Children’s sleep disorder tests to be transformed by new technology
University of Sheffield engineers are developing pioneering new technology that will transform how doctors can assess sleep disorders in children.
Technology is harnessing the power of the Internet of Things (IoT) to enable doctors to study sleep disorders remotely and without the need for a child to wear lots of sensors.
The collaboration with Sheffield Children’s Hospital and the University of Oxford is set to save time and money for the NHS while also saving children from going through distressing sleep disorder assessments.
The new technology, being developed by a team of researchers led by Professor Lyudmila Mihaylova from the University of Sheffield’s Department of Automatic Control and Systems Engineering in collaboration with Sheffield Children’s Hospital and the University of Oxford, is harnessing the power of the internet, artificial intelligence and machine learning to enable doctors to study sleep disorders remotely and without the need for children to wear lots of sensors.
More than 11,000 children are affected by sleep disorders every year. To diagnose their cause and identify potential treatments, children are usually required to stay in hospital overnight and wear a range of specialist sensors while they sleep.
These sleep studies enable doctors to study the child’s sleep pattern, but they can often be an uncomfortable and distressing experience.
Sleep studies can require repeated overnight stays in hospital, which can put additional strain on bed capacity.
Also the sensors currently used produce a huge amount of data that requires a considerable amount of time and resource for clinicians to analyse.
The new technology being developed by the Sheffield engineers, in a collaboration brought together by Pitch-In and funded by the Connecting Capability Fund, which is part of Research England, is utilising the potential of the Internet of Things (IoT) – a concept in which multiple devices are connected and can communicate with each other via the internet.
Using one small wearable device that can be placed on the end of a child’s finger, the system can monitor their sleep pattern, automatically detect any sleep disorders and send the data to a clinician – meaning the sleep assessment can be easily done while the child is at home, sleeping in their usual setting and without the need to wear multiple sensors.
Through artificial intelligence and machine learning, the system can also automatically analyse the data from sleep assessments – freeing up more time for clinicians.
“Given the increasing demands that hospitals are faced with, there is a real need to reduce the human involvement in data processing.
“Currently a clinician has to spend long hours analysing the data that is gathered through sleep assessments for each patient. Also, the sleep assessment process can be uncomfortable and inconvenient for patients and their families, so we want to develop a technology which helps address both of these problems.
“This technology can be used on both children and adults who are suffering from sleep disorders.
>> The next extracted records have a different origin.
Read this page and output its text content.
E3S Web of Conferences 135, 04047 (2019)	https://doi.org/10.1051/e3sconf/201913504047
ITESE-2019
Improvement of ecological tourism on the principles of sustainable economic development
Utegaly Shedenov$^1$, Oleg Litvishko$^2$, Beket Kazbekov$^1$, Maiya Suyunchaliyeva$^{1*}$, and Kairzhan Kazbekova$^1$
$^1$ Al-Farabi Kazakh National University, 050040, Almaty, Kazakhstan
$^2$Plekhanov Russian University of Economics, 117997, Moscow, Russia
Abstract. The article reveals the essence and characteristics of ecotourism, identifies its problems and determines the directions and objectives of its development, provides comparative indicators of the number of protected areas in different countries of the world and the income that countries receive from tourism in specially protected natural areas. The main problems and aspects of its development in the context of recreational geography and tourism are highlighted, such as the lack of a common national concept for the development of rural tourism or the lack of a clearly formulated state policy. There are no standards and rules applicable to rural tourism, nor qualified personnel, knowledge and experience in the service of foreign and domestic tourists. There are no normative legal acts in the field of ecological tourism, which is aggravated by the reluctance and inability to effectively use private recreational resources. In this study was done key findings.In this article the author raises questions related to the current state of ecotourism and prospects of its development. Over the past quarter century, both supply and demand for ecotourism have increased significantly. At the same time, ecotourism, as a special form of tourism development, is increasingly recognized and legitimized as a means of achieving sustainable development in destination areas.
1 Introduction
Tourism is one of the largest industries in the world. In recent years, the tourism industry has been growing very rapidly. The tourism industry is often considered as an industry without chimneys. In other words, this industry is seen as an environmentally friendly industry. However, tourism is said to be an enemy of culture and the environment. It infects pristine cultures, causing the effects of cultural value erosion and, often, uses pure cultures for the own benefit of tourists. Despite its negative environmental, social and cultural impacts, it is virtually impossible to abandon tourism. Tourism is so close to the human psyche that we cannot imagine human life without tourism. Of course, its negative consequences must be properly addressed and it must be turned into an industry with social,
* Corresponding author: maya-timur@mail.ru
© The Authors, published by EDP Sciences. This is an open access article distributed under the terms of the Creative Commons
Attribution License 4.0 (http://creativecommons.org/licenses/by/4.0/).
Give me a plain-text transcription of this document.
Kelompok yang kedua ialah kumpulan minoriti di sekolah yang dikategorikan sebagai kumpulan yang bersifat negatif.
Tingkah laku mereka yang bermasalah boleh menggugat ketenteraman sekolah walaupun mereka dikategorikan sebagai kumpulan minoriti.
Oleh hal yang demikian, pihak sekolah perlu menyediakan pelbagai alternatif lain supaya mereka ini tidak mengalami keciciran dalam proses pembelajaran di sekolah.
The project is a fantastic opportunity for us to lay the foundations of the hospitals of the future.”
– Professor Lyudmila Mihaylova, Professor of Signal Processing and Control at the University of Sheffield
Dr Mahnaz Arvaneh, Lecturer in Automatic Control and Systems Engineering at the University of Sheffield, said:
“This is a multidisciplinary project that requires tight collaborations between data scientists, system engineers, as well as clinicians, medical doctors and psychologists.
“In this project, we also try to address the barrier of acceptance of IoT by clinicians and patients through co-design and co-creation approach, where the stakeholders get familiar with this technology and discuss their concerns and expectations, including data privacy.
“Although this technology is for sleep disorders, it can be expanded as a diagnostic tool for neurological diseases such as dementia and Alzheimer’s. As we monitor the breathing patterns, our technology could also be used for Covid-19 as a diagnostic and monitoring tool. In addition, the possibility of having this technology at home, means it can provide a service in a safer and more convenient environment, especially for example during a pandemic.”
Professor Heather Elphick, Consultant in Paediatric Respiratory Medicine at Sheffield Children’s Hospital, said:
“The most complex type of sleep study is called a polysomnography and that involves over 20 different sensors being attached to the child’s body – to look at leg movements, breathing parameters, oxygen and carbon dioxide levels, cardiac signals and we monitor the electrical signals from the brain to identify the stages of sleep. Although it’s not painful, it can be uncomfortable and distressing for the child as it usually takes around an hour to put all of these sensors on.
“This technology will help us to save admissions to hospital, thereby saving money for the NHS, but also save staff time in terms of the time it takes to set up the sleep studies and analyse them manually.”
Navin Cooray from the University of Oxford, said:
“The collaboration between our two universities has enabled the exploration and the development of machine learning techniques to utilise wearable devices to assist clinicians in making diagnostic decisions.
“At the University of Oxford we focus on a specific sleep disorder and their association with Parkinson’s disease. While our applications in sleep medicine differ, the core principles, techniques, and desired outcomes remain the same. Our collective research works towards providing clinicians with robust and effective analysis to support their diagnostic decisions in a timely and highly accurate manner.”